By contrast, Republican primary candidates are divided on the immigration issue, which many worry could further alienate Hispanic voters. But Mr. Trump, who launched his campaign with inflammatory remarks on illegal immigrants, has put the issue squarely on the GOP agenda, forcing his GOP rivals to talk about it and, in some cases, temper their support for immigration reform.
Trump argues that toughening immigration laws will increase economic opportunities for domestic workers, including minority and female workers.
Stronger enforcement of the nation's immigration laws “will help reverse women’s plummeting workplace participation rate, grow wages, and allow record immigration levels to subside to more moderate historical averages,” he says, in a position paper posted to his website last weekend.
Sen. Jeff Sessions (R) of Alabama, who chairs the Senate Judiciary Committee's immigration subcommittee, endorsed Trump’s plan, saying in a statement that the plan “includes an emphasis on lifting struggling minority communities, including our immigrant communities, out of poverty, by preventing corporations from bringing in new workers from overseas to replace them and drive down wages.” Senator Sessions had helped Trump craft the policy in a mid-July phone call, The Washington Post reported.

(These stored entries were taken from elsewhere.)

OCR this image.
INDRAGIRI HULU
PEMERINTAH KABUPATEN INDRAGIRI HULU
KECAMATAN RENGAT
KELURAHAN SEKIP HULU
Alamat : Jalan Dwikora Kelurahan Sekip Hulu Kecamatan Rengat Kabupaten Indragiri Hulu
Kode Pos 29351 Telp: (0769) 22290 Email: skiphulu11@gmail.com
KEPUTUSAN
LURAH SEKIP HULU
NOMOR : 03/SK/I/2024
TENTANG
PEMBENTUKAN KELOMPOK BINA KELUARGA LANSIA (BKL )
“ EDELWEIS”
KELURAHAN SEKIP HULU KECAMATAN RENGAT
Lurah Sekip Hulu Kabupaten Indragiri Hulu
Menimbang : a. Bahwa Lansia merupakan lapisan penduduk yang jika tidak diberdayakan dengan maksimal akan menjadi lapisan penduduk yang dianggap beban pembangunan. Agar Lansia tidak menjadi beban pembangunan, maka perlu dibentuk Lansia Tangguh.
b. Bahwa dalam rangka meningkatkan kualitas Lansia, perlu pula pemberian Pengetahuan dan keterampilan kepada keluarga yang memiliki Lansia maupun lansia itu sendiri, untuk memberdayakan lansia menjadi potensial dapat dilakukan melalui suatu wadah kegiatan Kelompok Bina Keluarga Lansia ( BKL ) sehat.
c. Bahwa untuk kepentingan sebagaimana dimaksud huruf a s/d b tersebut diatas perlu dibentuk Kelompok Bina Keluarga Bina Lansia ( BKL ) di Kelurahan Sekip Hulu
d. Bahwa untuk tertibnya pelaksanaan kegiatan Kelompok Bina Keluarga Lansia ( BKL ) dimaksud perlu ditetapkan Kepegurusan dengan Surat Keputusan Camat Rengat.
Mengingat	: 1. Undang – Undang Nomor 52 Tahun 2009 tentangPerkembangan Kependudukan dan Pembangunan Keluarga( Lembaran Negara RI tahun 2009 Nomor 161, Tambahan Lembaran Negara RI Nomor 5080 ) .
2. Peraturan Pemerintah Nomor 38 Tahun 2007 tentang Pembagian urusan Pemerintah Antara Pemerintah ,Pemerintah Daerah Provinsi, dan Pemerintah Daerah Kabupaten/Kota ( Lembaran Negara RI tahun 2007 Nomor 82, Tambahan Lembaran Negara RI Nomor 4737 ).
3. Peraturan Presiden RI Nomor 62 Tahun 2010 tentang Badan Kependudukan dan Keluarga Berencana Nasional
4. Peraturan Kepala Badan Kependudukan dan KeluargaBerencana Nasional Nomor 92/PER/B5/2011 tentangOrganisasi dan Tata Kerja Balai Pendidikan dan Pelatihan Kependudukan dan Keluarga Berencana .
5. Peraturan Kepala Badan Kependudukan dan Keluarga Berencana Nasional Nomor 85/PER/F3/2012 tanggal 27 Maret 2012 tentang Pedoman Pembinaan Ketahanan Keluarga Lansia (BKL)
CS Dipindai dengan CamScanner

Other Republican candidates have softened their approaches to immigration after Trump soared in the polls. Ohio Gov. John Kasich told CBS’s “Face the Nation” last Sunday that he would “finish the wall” along the US-Mexico border but also work to legalize the undocumented immigrants already in America. On Monday, Wisconsin Gov. Scott Walker, who had earlier endorsed comprehensive immigration reform, said that Trump's proposals on immigration were "similar" to his own.
Mr. O’Malley will be the last Democratic candidate to address the AFL-CIO convention. Both Sanders and Mrs. Clinton addressed the convention Tuesday. Both candidates received warm receptions, according to the Post.
But O’Malley is taking things a step further. After speaking at the Luxor, he held a news conference in front of Trump’s gold-plated hotel tower, flanked by workers trying to unionize there. O’Malley released his own immigration plan last month. The plan proposes using executive action to limit deportations and pressing Congress to pass comprehensive immigration reform.
While labor unions have lost political clout in recent years, they remain a force in Nevada, which hosts the third preelection contest of the campaign, after the Iowa caucuses and the New Hampshire primary. Clinton won the Nevada caucuses during her 2008 presidential run with the help of significant labor endorsements.